GCSE Statistics spread quartiles
\( IQR=Q_3-Q_1 \)

Statement

The interquartile range (IQR) is a measure of statistical spread. It shows how widely the middle 50% of the data values are distributed. The IQR is defined as the difference between the upper quartile (Q3) and the lower quartile (Q1):

\[ IQR = Q_3 - Q_1 \]

Why it’s true

  • The lower quartile \(Q_1\) is the value at the 25th percentile, meaning 25% of the data lies below it.
  • The upper quartile \(Q_3\) is the value at the 75th percentile, meaning 75% of the data lies below it.
  • Subtracting gives the range of the central 50% of the data, excluding outliers on both ends.

Recipe (how to use it)

  1. Order the dataset from smallest to largest.
  2. Find the median (this is \(Q_2\)).
  3. Find the median of the lower half → \(Q_1\).
  4. Find the median of the upper half → \(Q_3\).
  5. Subtract: \(IQR = Q_3 - Q_1\).

Spotting it

You use the IQR when asked about spread, variability, or when box plots are involved.

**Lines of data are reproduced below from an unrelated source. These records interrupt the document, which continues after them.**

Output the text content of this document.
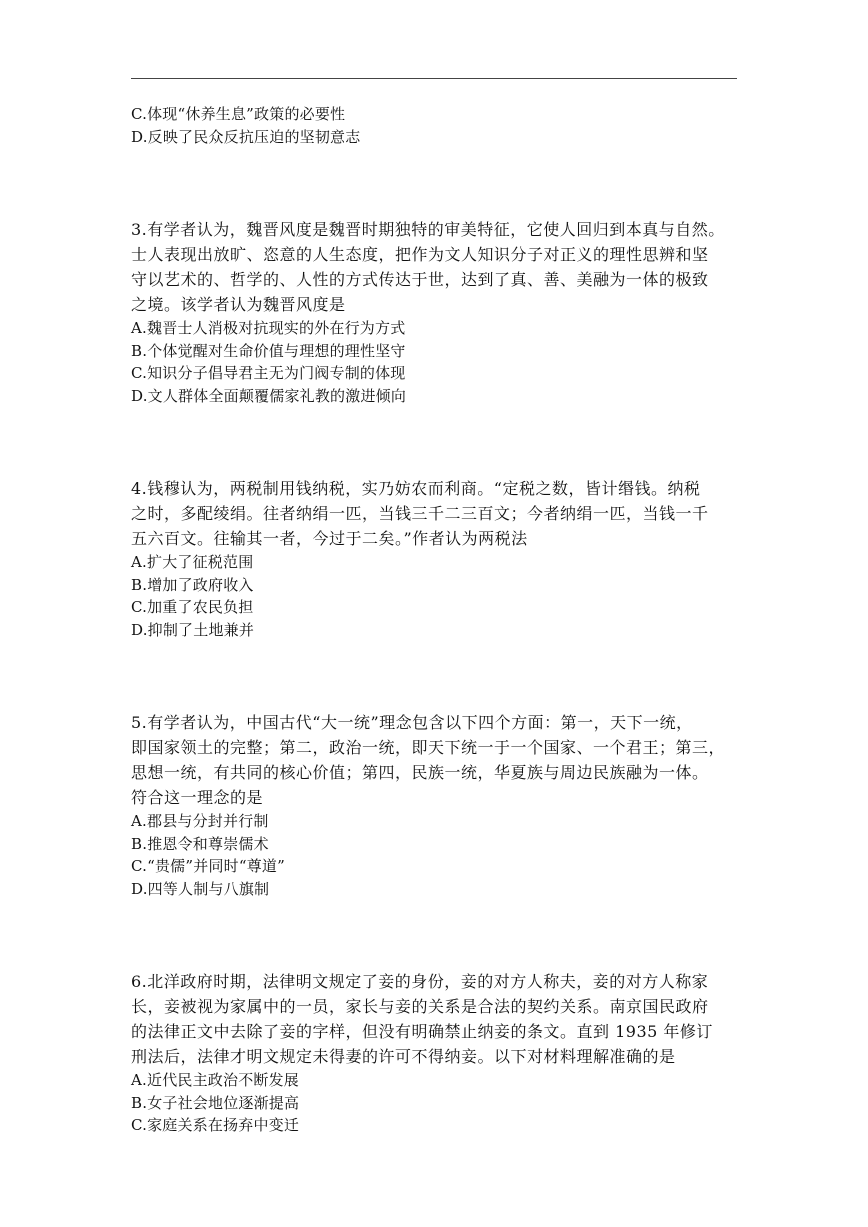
C.体现“休养生息”政策的必要性
D.反映了民众反抗压迫的坚韧意志
3.有学者认为，魏晋风度是魏晋时期独特的审美特征，它使人回归到本真与自然。
士人表现出放旷、恣意的人生态度，把作为文人知识分子对正义的理性思辨和坚
守以艺术的、哲学的、人性的方式传达于世，达到了真、善、美融为一体的极致
之境。该学者认为魏晋风度是
A.魏晋士人消极对抗现实的外在行为方式
B.个体觉醒对生命价值与理想的理性坚守
C.知识分子倡导君主无为门阀专制的体现
D.文人群体全面颠覆儒家礼教的激进倾向
4.钱穆认为，两税制用钱纳税，实乃妨农而利商。“定税之数，皆计缗钱。纳税
之时，多配绫绢。往者纳绢一匹，当钱三千二三百文；今者纳绢一匹，当钱一千
五六百文。往输其一者，今过于二矣。”作者认为两税法
A.扩大了征税范围
B.增加了政府收入
C.加重了农民负担
D.抑制了土地兼并
5.有学者认为，中国古代“大一统”理念包含以下四个方面：第一，天下一统，
即国家领土的完整；第二，政治一统，即天下统一于一个国家、一个君王；第三，
思想一统，有共同的核心价值；第四，民族一统，华夏族与周边民族融为一体。
符合这一理念的是
A.郡县与分封并行制
B.推恩令和尊崇儒术
C.“贵儒”并同时“尊道”
D.四等人制与八旗制
6.北洋政府时期，法律明文规定了妾的身份，妾的对方人称夫，妾的对方人称家
长，妾被视为家属中的一员，家长与妾的关系是合法的契约关系。南京国民政府
的法律正文中去除了妾的字样，但没有明确禁止纳妾的条文。直到 1935 年修订
刑法后，法律才明文规定未得妻的许可不得纳妾。以下对材料理解准确的是
A.近代民主政治不断发展
B.女子社会地位逐渐提高
C.家庭关系在扬弃中变迁
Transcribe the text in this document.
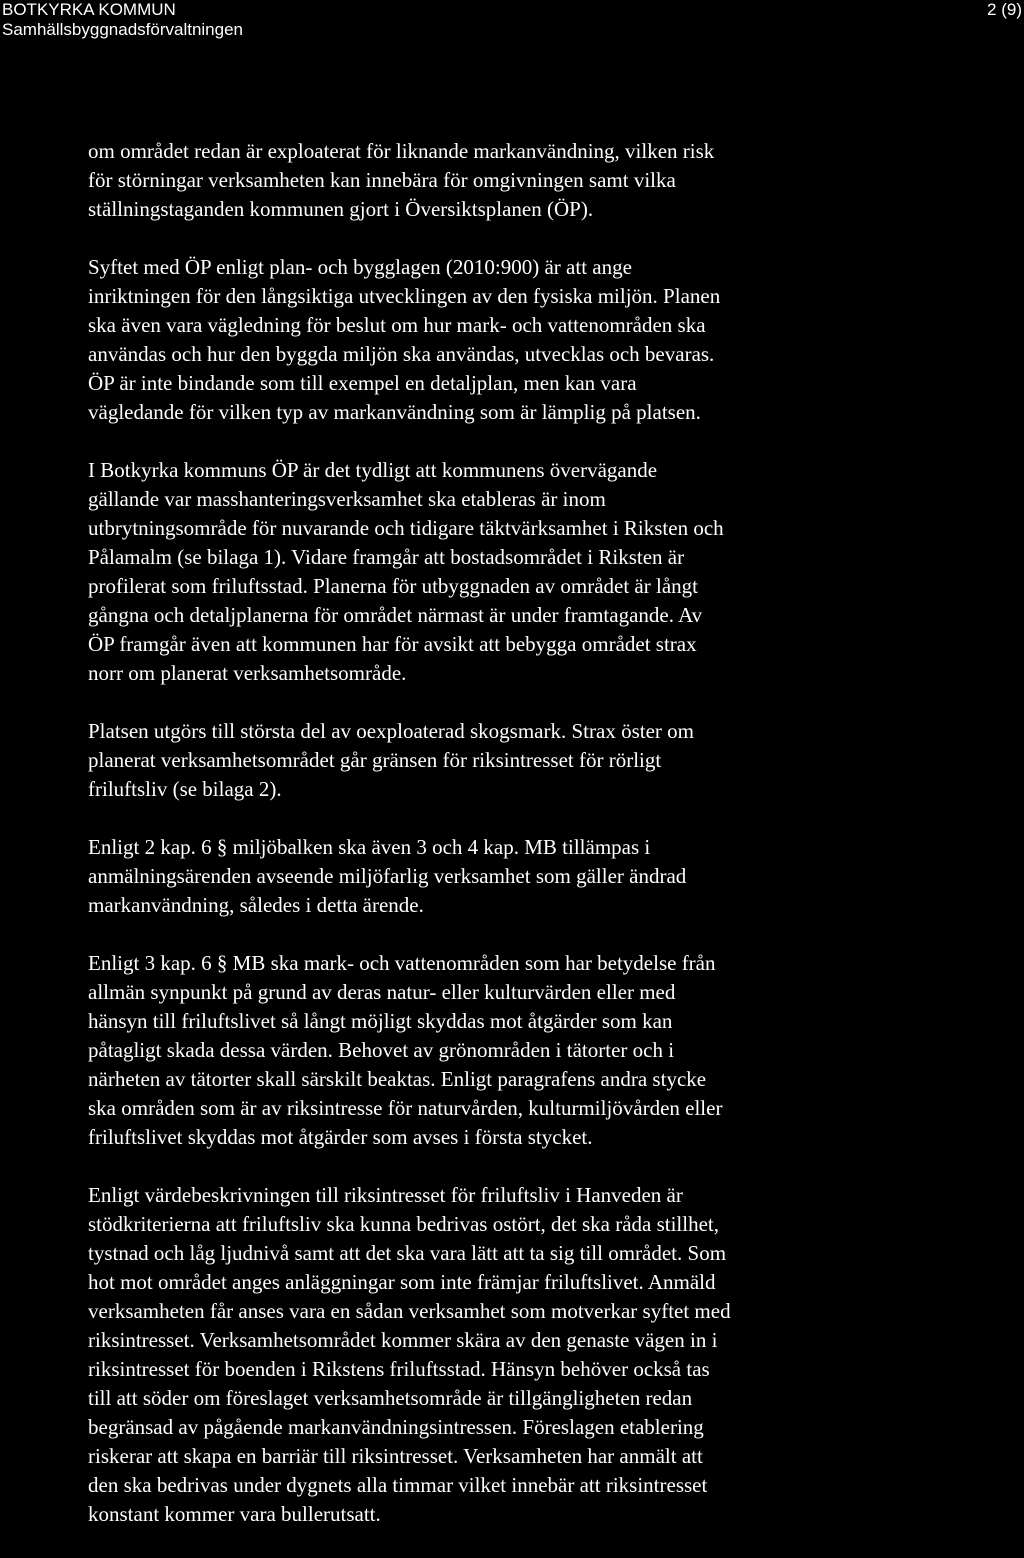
BOTKYRKA KOMMUN
Samhällsbyggnadsförvaltningen
2 (9)
om området redan är exploaterat för liknande markanvändning, vilken risk
för störningar verksamheten kan innebära för omgivningen samt vilka
ställningstaganden kommunen gjort i Översiktsplanen (ÖP).
Syftet med ÖP enligt plan- och bygglagen (2010:900) är att ange
inriktningen för den långsiktiga utvecklingen av den fysiska miljön. Planen
ska även vara vägledning för beslut om hur mark- och vattenområden ska
användas och hur den byggda miljön ska användas, utvecklas och bevaras.
ÖP är inte bindande som till exempel en detaljplan, men kan vara
vägledande för vilken typ av markanvändning som är lämplig på platsen.
I Botkyrka kommuns ÖP är det tydligt att kommunens övervägande
gällande var masshanteringsverksamhet ska etableras är inom
utbrytningsområde för nuvarande och tidigare täktvärksamhet i Riksten och
Pålamalm (se bilaga 1). Vidare framgår att bostadsområdet i Riksten är
profilerat som friluftsstad. Planerna för utbyggnaden av området är långt
gångna och detaljplanerna för området närmast är under framtagande. Av
ÖP framgår även att kommunen har för avsikt att bebygga området strax
norr om planerat verksamhetsområde.
Platsen utgörs till största del av oexploaterad skogsmark. Strax öster om
planerat verksamhetsområdet går gränsen för riksintresset för rörligt
friluftsliv (se bilaga 2).
Enligt 2 kap. 6 § miljöbalken ska även 3 och 4 kap. MB tillämpas i
anmälningsärenden avseende miljöfarlig verksamhet som gäller ändrad
markanvändning, således i detta ärende.
Enligt 3 kap. 6 § MB ska mark- och vattenområden som har betydelse från
allmän synpunkt på grund av deras natur- eller kulturvärden eller med
hänsyn till friluftslivet så långt möjligt skyddas mot åtgärder som kan
påtagligt skada dessa värden. Behovet av grönområden i tätorter och i
närheten av tätorter skall särskilt beaktas. Enligt paragrafens andra stycke
ska områden som är av riksintresse för naturvården, kulturmiljövården eller
friluftslivet skyddas mot åtgärder som avses i första stycket.
Enligt värdebeskrivningen till riksintresset för friluftsliv i Hanveden är
stödkriterierna att friluftsliv ska kunna bedrivas ostört, det ska råda stillhet,
tystnad och låg ljudnivå samt att det ska vara lätt att ta sig till området. Som
hot mot området anges anläggningar som inte främjar friluftslivet. Anmäld
verksamheten får anses vara en sådan verksamhet som motverkar syftet med
riksintresset. Verksamhetsområdet kommer skära av den genaste vägen in i
riksintresset för boenden i Rikstens friluftsstad. Hänsyn behöver också tas
till att söder om föreslaget verksamhetsområde är tillgängligheten redan
begränsad av pågående markanvändningsintressen. Föreslagen etablering
riskerar att skapa en barriär till riksintresset. Verksamheten har anmält att
den ska bedrivas under dygnets alla timmar vilket innebär att riksintresset
konstant kommer vara bullerutsatt.
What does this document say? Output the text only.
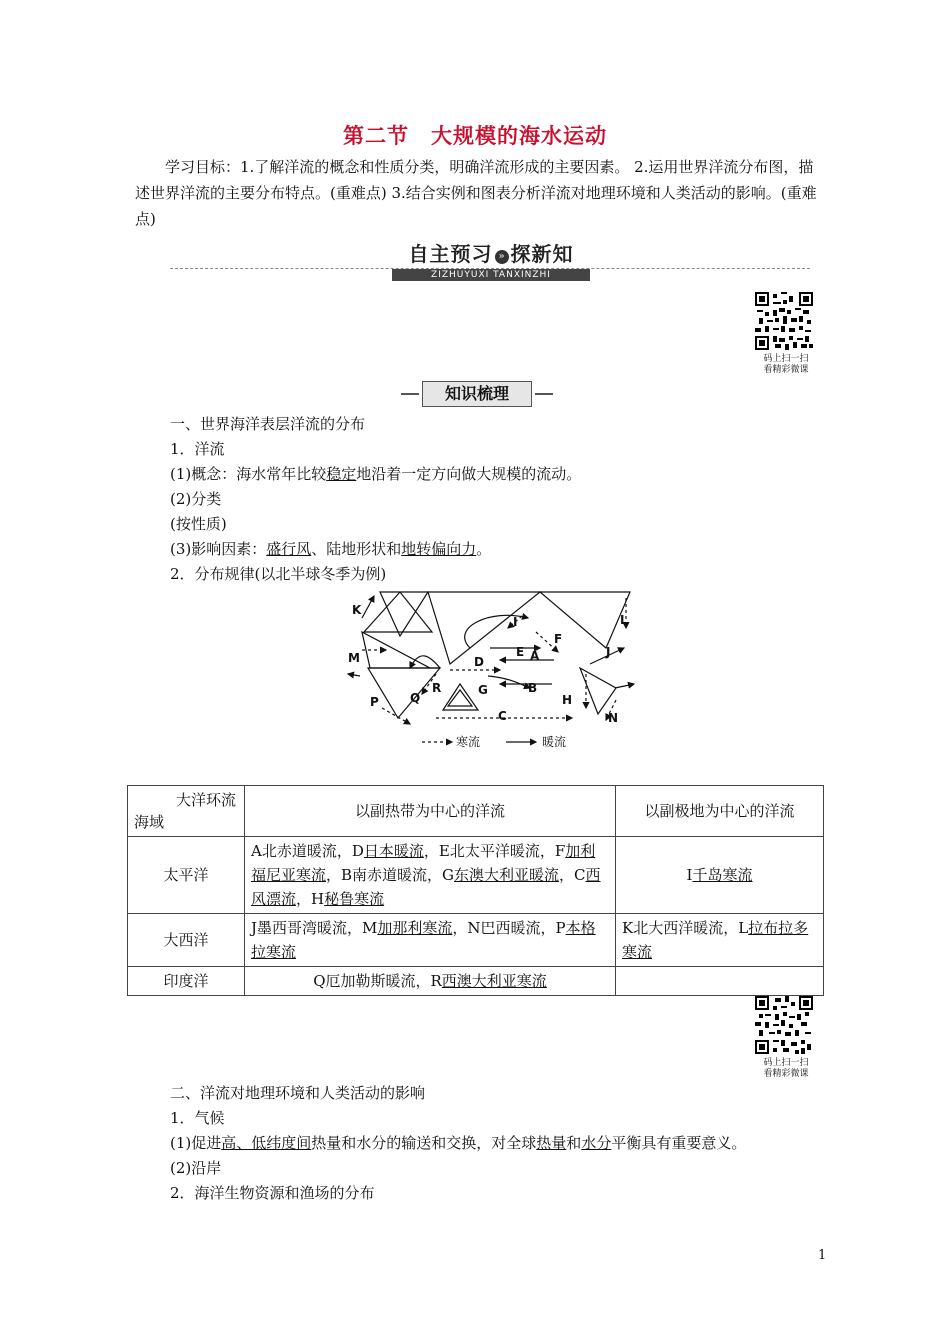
第二节 大规模的海水运动
学习目标：1.了解洋流的概念和性质分类，明确洋流形成的主要因素。 2.运用世界洋流分布图，描述世界洋流的主要分布特点。(重难点) 3.结合实例和图表分析洋流对地理环境和人类活动的影响。(重难点)
自主预习 » 探新知
ZIZHUYUXI TANXINZHI
码上扫一扫
看精彩微课
知识梳理
一、世界海洋表层洋流的分布
1．洋流
(1)概念：海水常年比较稳定地沿着一定方向做大规模的流动。
(2)分类
(按性质)
(3)影响因素：盛行风、陆地形状和地转偏向力。
2．分布规律(以北半球冬季为例)
K
I	L
M
F
E A
D
J
R	G	B
P	Q	H
C	N
寒流	暖流
大洋环流
海域	以副热带为中心的洋流	以副极地为中心的洋流
太平洋	A北赤道暖流，D日本暖流，E北太平洋暖流，F加利福尼亚寒流，B南赤道暖流，G东澳大利亚暖流，C西风漂流，H秘鲁寒流	I千岛寒流
大西洋	J墨西哥湾暖流，M加那利寒流，N巴西暖流，P本格拉寒流	K北大西洋暖流，L拉布拉多寒流
印度洋	Q厄加勒斯暖流，R西澳大利亚寒流	
码上扫一扫
看精彩微课
二、洋流对地理环境和人类活动的影响
1．气候
(1)促进高、低纬度间热量和水分的输送和交换，对全球热量和水分平衡具有重要意义。
(2)沿岸
2．海洋生物资源和渔场的分布
1
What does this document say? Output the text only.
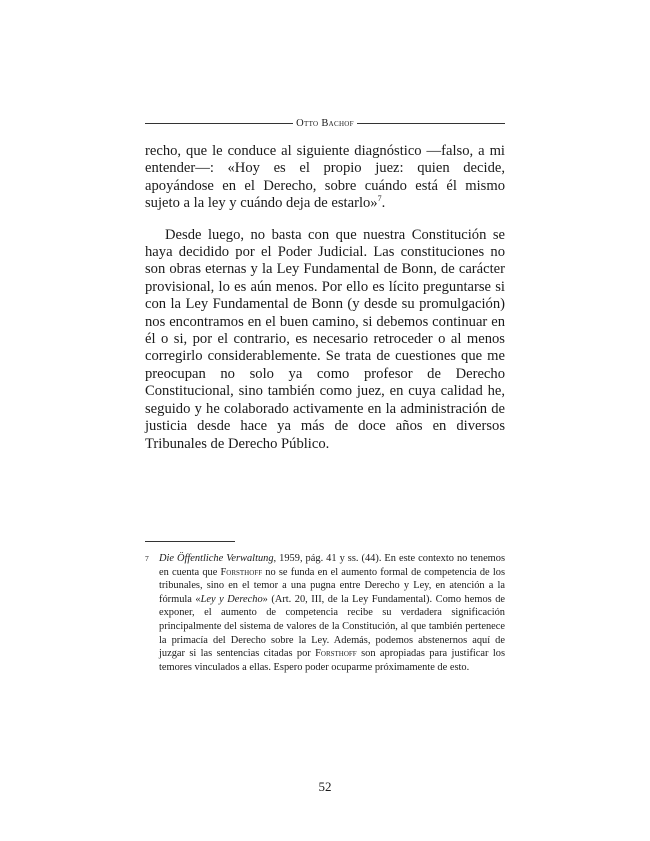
Otto Bachof

recho, que le conduce al siguiente diagnóstico —falso, a mi entender—: «Hoy es el propio juez: quien decide, apoyándose en el Derecho, sobre cuándo está él mismo sujeto a la ley y cuándo deja de estarlo»$^7$.

Desde luego, no basta con que nuestra Constitución se haya decidido por el Poder Judicial. Las constituciones no son obras eternas y la Ley Fundamental de Bonn, de carácter provisional, lo es aún menos. Por ello es lícito preguntarse si con la Ley Fundamental de Bonn (y desde su promulgación) nos encontramos en el buen camino, si debemos continuar en él o si, por el contrario, es necesario retroceder o al menos corregirlo considerablemente. Se trata de cuestiones que me preocupan no solo ya como profesor de Derecho Constitucional, sino también como juez, en cuya calidad he, seguido y he colaborado activamente en la administración de justicia desde hace ya más de doce años en diversos Tribunales de Derecho Público.

7 Die Öffentliche Verwaltung, 1959, pág. 41 y ss. (44). En este contexto no tenemos en cuenta que Forsthoff no se funda en el aumento formal de competencia de los tribunales, sino en el temor a una pugna entre Derecho y Ley, en atención a la fórmula «Ley y Derecho» (Art. 20, III, de la Ley Fundamental). Como hemos de exponer, el aumento de competencia recibe su verdadera significación principalmente del sistema de valores de la Constitución, al que también pertenece la primacía del Derecho sobre la Ley. Además, podemos abstenernos aquí de juzgar si las sentencias citadas por Forsthoff son apropiadas para justificar los temores vinculados a ellas. Espero poder ocuparme próximamente de esto.

52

It is a preferred measure over the full range, since it is not distorted by extreme values.

Common pairings

  • Box-and-whisker plots (the box spans from \(Q_1\) to \(Q_3\)).
  • Comparing variability of two datasets.
  • Identifying outliers (often using 1.5 × IQR rule).

Mini examples

  1. Data: 2, 4, 6, 8, 10. Q1=4, Q3=8 → IQR=4.
  2. Data: 1, 3, 5, 7, 9, 11. Q1=3, Q3=9 → IQR=6.

Pitfalls

  • Forgetting to order data: Quartiles are meaningless without sorting first.
  • Confusing median with quartiles: The IQR uses Q1 and Q3, not the overall median.
  • Small data sets: Be careful with whether to include/exclude the overall median when splitting halves.

Exam strategy

  • Always sort the data before calculating quartiles.
  • Check whether the question wants exact values or estimates from a graph (like cumulative frequency curves).
  • Remember: IQR = spread of the middle 50%, so it resists the effect of outliers.

Summary

The interquartile range is defined as \(Q_3 - Q_1\). It measures the spread of the middle 50% of the data and is a reliable statistic for comparing distributions. It is especially useful in box plots and for identifying variability in real-world datasets.